The term “knowledge worker” originally meant one who works primarily with information or who develops or uses knowledge in the workplace. In today’s workplace, it commonly describes individuals who are experts in a certain subject area.
For a brief moment in time, it seemed that knowledge workers were not part of the outsourcing trend. Then technology caused the world to shrink, opening previously unforeseen possibilities. Knowledge workers in remote locations emerged. The lines between knowledge and information blurred, but both became available without anyone having to leave home.

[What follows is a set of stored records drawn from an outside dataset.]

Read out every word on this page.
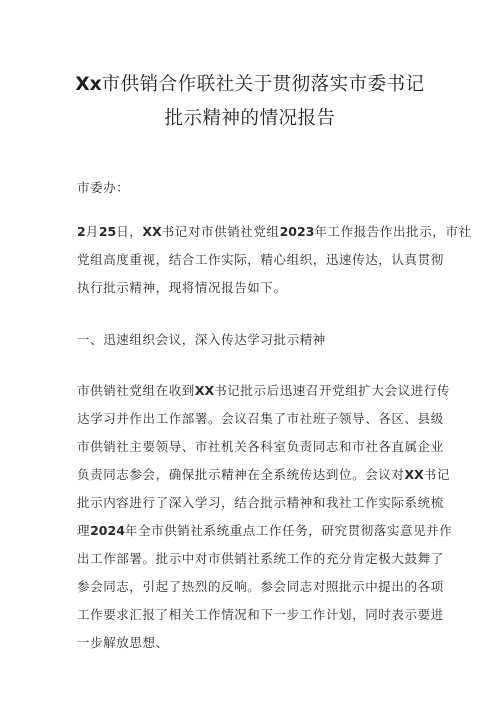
Xx市供销合作联社关于贯彻落实市委书记
批示精神的情况报告
市委办：
2月25日，XX书记对市供销社党组2023年工作报告作出批示，市社
党组高度重视，结合工作实际，精心组织，迅速传达，认真贯彻
执行批示精神，现将情况报告如下。
一、迅速组织会议，深入传达学习批示精神
市供销社党组在收到XX书记批示后迅速召开党组扩大会议进行传
达学习并作出工作部署。会议召集了市社班子领导、各区、县级
市供销社主要领导、市社机关各科室负责同志和市社各直属企业
负责同志参会，确保批示精神在全系统传达到位。会议对XX书记
批示内容进行了深入学习，结合批示精神和我社工作实际系统梳
理2024年全市供销社系统重点工作任务，研究贯彻落实意见并作
出工作部署。批示中对市供销社系统工作的充分肯定极大鼓舞了
参会同志，引起了热烈的反响。参会同志对照批示中提出的各项
工作要求汇报了相关工作情况和下一步工作计划，同时表示要进
一步解放思想、
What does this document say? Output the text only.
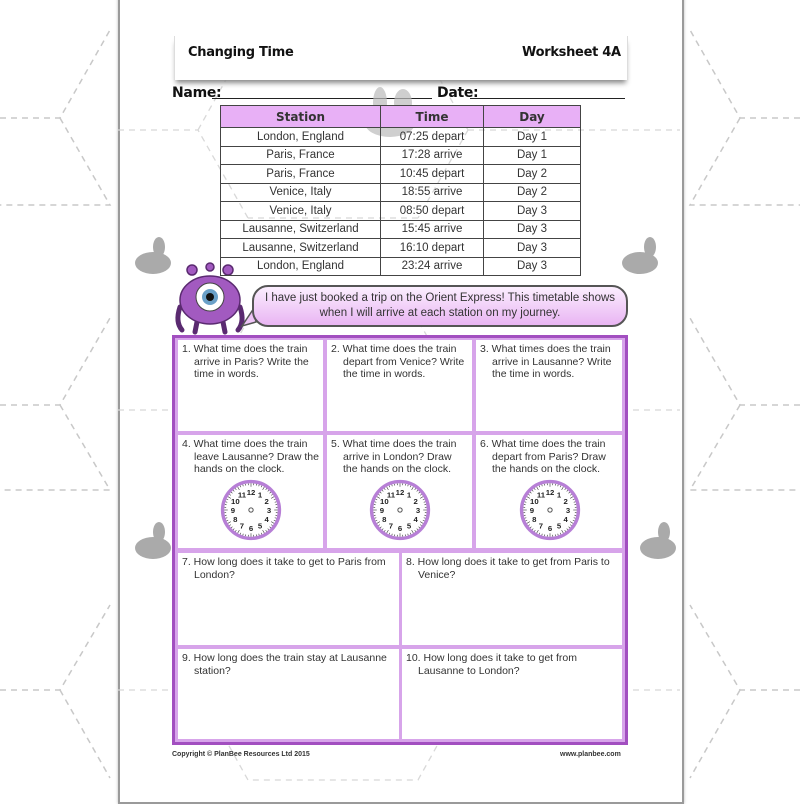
Changing Time	Worksheet 4A
Name:	Date:
Station	Time	Day
London, England	07:25 depart	Day 1
Paris, France	17:28 arrive	Day 1
Paris, France	10:45 depart	Day 2
Venice, Italy	18:55 arrive	Day 2
Venice, Italy	08:50 depart	Day 3
Lausanne, Switzerland	15:45 arrive	Day 3
Lausanne, Switzerland	16:10 depart	Day 3
London, England	23:24 arrive	Day 3
I have just booked a trip on the Orient Express! This timetable shows when I will arrive at each station on my journey.
1. What time does the train arrive in Paris? Write the time in words.
2. What time does the train depart from Venice? Write the time in words.
3. What times does the train arrive in Lausanne? Write the time in words.
4. What time does the train leave Lausanne? Draw the hands on the clock.
12 1
2
3
4
5
6
7
8
9
10
11
5. What time does the train arrive in London? Draw the hands on the clock.
12 1
2
3
4
5
6
7
8
9
10
11
6. What time does the train depart from Paris? Draw the hands on the clock.
12 1
2
3
4
5
6
7
8
9
10
11
7. How long does it take to get to Paris from London?
8. How long does it take to get from Paris to Venice?
9. How long does the train stay at Lausanne station?
10. How long does it take to get from Lausanne to London?
Copyright © PlanBee Resources Ltd 2015	www.planbee.com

Today, information and expertise are shared in nanoseconds, regardless of geographic locations or time zones. Whether it is the outsourced doctor in a remote country who reviews your child’s x-ray while you wait at your local emergency room, or the programmers in India who write the code that runs the New York Stock Exchange, knowledge is shared around the globe. Many positions are staffed from the global labor market and many jobs today require virtual teaming and collaboration. This new type of worker is not bound by traditional office rules. Today’s worker has the challenge of adapting to the demands of the virtual office. Digital connectivity has made knowledge a temporary thing, because new knowledge is generated constantly. Even new products and ideas are quickly outdated because someone else across the globe builds and creates a new product or idea. As Bill Gates reportedly once put it, “Intellectual property has the shelf life of a banana.”